An Inconvenient Truth

Salvatore Sanfilippo, aka antirez, the creator of Redis, posted a piece on his reflections on AI for the end of 2025. He ends with the statement:

The fundamental challenge in AI for the next 20 years is avoiding extinction.

I’ve been hesitant to say this publicly, but I broadly agree with this statement. Here are a few related statements I endorse:

Building intelligences smarter than humans is dangerous.
Aligning a smarter-than-human intelligence to human values is an open and unsolved problem.¹
By default, market forces will cause us to underinvest in AI safety and underenforce pre- and post-deployment safety measures.
Lacking some form of external governance, market forces will encourage “arms race dynamics” between frontier AI labs which sideline whatever safety commitments have been made.
Even if we are able to create and align a smarter-than-human intelligence, there are unresolved long-term concerns around gradual disempowerment² and mass unemployment that should give us serious pause about continuing down our current path.

An Inconvenient Truth

In 2006, Al Gore’s “An Inconvenient Truth” became a focal point for concerns about climate change. We have yet to have an Inconvenient Truth moment for AI existential risk. AI 2027 and If Anyone Builds It, Everyone Dies both came close this year, but neither seemed to spark a broad reaction like Inconvenient Truth or other related climate change movements did.

I think the core framing of An Inconvenient Truth roughly applies to risks from AI. For both climate change and AI x-risk, the immediate impacts feel banal and easy to ignore. The projections based on existing long-term trends, on the other hand, are scary and deserve attention. We are rather poor at allocating attention to long-term risks that would be more easily preventable with short-term governance action. The same tension applies here: it’s costly to put mental energy into considering “doom” from an abstract risk. The risk won’t materialize within the next few years. There remains legitimate uncertainty over just how bad it actually is. And so it gets deprioritized.

AI Risks

The risks of AI exist on a spectrum from “benign and mundane” to “catastrophic and existential”. As you move more towards the catastrophic end of this spectrum, the scenarios one needs to consider get progressively “weirder” and require more extrapolation to recognize as probable.

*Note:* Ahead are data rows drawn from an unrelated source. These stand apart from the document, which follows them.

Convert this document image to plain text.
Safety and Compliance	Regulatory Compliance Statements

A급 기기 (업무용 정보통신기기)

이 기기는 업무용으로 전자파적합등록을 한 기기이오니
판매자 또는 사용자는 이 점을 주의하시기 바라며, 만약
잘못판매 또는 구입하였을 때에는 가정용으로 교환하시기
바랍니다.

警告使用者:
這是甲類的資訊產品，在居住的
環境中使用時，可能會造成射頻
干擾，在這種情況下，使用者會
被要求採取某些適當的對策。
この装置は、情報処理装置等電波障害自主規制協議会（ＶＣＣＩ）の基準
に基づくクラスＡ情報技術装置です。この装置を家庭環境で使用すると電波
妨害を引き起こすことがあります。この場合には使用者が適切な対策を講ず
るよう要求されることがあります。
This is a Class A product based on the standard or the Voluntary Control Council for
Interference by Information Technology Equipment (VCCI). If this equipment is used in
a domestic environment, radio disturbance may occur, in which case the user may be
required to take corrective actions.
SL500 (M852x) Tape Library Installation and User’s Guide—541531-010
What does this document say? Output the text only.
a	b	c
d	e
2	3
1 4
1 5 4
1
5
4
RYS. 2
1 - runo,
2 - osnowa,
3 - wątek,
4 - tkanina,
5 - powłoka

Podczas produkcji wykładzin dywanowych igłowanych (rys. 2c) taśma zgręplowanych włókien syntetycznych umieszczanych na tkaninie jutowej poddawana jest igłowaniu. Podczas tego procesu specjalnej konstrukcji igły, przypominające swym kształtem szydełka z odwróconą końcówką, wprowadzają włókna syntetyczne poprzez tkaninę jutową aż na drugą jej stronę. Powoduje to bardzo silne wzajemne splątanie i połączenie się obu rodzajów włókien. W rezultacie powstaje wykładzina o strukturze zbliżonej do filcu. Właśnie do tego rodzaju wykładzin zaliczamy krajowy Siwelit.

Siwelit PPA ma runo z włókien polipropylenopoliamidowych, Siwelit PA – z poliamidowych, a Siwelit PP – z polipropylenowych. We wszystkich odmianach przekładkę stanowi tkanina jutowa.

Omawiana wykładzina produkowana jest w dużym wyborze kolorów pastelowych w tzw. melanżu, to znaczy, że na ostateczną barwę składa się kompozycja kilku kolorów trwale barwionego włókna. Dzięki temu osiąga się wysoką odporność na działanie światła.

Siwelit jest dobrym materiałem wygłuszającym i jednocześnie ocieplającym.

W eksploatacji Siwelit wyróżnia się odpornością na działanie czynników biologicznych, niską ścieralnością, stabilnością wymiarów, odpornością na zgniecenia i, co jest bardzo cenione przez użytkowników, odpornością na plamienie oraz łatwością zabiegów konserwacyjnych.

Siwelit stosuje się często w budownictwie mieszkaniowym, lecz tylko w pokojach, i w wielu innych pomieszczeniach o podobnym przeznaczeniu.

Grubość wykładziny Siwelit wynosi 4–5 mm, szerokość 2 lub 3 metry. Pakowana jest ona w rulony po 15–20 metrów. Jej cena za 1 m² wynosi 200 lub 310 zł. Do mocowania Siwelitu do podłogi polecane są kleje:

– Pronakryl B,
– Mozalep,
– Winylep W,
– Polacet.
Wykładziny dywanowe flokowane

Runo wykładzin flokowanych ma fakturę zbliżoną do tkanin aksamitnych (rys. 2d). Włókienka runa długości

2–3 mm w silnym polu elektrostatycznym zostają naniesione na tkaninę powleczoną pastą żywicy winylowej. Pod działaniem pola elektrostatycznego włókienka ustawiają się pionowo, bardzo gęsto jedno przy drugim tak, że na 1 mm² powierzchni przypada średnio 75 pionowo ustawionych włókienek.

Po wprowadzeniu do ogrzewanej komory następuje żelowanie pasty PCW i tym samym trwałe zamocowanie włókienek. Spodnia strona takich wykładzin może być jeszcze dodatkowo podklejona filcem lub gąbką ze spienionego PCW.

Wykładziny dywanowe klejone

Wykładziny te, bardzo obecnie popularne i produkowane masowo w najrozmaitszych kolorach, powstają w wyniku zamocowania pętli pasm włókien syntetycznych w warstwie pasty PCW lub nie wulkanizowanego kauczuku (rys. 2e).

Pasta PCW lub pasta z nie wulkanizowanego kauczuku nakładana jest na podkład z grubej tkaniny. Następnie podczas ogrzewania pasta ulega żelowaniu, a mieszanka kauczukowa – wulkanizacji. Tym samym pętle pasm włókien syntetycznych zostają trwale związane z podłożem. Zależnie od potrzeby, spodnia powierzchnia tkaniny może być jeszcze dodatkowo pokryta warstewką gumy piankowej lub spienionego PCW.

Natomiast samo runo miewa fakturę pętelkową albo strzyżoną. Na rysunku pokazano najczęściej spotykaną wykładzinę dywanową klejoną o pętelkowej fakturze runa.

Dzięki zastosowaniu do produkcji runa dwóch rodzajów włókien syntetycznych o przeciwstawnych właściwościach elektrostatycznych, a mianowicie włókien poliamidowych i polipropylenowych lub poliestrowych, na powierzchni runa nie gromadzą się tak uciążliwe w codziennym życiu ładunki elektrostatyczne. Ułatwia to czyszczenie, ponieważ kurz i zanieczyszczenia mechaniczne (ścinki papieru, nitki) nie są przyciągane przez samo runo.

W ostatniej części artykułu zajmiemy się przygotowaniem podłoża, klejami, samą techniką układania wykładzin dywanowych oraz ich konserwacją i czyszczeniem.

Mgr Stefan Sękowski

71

Mundane risks are things that are already showing up today. Some examples:

LLMs engaging in overt sycophancy, and/or encouraging delusions in people with existing mental illness.³
Using AI to increase the speed and sophistication of existing modes of cybercrime.⁴

Foreseeable risks include things that are not actively problems today, but are on trend to become problems soon:

Significant job losses in knowledge work sectors leading to societally impacting disruption.
Concentration of power in a small number of AI companies.
Autonomous AI systems being deployed in safety-critical or high-stakes domains (e.g. military, financial markets, critical infrastructure) before we have robustly solved out-of-distribution alignment.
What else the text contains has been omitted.